Apparently there is a better way.
It has taken me a whole year to be able to get back running after the damage I did to myself last April and my resulting knee operation. On reflection I made every mistake possible. When I look back I should have run the marathon in February, at this stage I was still in one piece, was relatively fresh and just completing the distance was my main goal.
The real trouble started when I began to believe my own hype. Feeling supremely confident after a couple of big runs I started to think about running under 4 hours. My training got more intense, I started to ignore the signs that I was over training and ultimately the wheels fell off. The fact I got around at all was due to the help of a few pain killers and lots of cheerful Londoners.
A year later I am gradually running again and I am adopting a new approach.
If you want to go faster, the trick is to actually slow down.
Seems a little strange, but according to my new training bible the secret to staying healthy is to train at a pace that allows you to be able to move and function after you have finished your session, not to push it so far that you have to go to bed for the rest of the day. All of this is measured by using a heart rate monitor and this approach allows you to build a “base”. If you train like this you condition yourself so you can go faster whilst maintaining the same heart rate.
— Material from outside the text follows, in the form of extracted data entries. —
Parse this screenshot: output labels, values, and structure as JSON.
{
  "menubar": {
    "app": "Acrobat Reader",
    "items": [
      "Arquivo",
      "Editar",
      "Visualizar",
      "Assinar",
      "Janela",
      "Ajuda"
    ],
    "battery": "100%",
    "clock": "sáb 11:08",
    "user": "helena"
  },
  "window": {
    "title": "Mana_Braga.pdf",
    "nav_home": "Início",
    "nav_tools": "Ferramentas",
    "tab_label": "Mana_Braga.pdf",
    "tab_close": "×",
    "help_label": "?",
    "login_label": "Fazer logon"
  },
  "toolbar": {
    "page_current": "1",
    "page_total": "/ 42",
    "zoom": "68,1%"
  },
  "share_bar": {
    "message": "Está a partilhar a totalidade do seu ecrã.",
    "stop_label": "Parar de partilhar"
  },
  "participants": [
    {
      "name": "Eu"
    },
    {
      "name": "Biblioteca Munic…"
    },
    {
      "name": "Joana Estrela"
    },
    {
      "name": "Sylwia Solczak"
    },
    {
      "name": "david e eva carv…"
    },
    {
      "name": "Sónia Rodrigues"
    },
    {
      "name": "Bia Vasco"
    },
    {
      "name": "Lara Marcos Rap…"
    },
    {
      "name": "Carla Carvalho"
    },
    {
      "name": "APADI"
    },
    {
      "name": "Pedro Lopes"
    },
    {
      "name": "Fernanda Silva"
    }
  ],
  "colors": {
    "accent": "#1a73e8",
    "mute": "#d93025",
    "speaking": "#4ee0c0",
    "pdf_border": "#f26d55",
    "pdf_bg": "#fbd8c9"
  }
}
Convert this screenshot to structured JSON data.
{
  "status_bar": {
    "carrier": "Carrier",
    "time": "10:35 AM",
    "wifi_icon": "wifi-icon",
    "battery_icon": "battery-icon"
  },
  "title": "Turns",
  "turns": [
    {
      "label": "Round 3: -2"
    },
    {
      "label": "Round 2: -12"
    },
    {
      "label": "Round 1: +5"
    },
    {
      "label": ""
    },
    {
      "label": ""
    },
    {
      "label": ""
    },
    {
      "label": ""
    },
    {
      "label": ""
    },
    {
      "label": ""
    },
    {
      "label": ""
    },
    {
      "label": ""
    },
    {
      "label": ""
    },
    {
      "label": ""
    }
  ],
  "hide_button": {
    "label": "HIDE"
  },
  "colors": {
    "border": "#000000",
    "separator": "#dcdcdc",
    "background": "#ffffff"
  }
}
The challenge with this approach means that when you start out you can find yourself running or cycling at an extremely slow pace to maintain the required heart rate. The bible promises me that this is only for a few months but I was tested this weekend when I was out on my bike and a peloton of over 60’s raced past me and wished me a cheery “good day”. Either they weren’t sticking to the rules of building a base or maybe they have known this secret and have been practicing it for years.
A must read for all middle aged converts to any form of endurance exercise.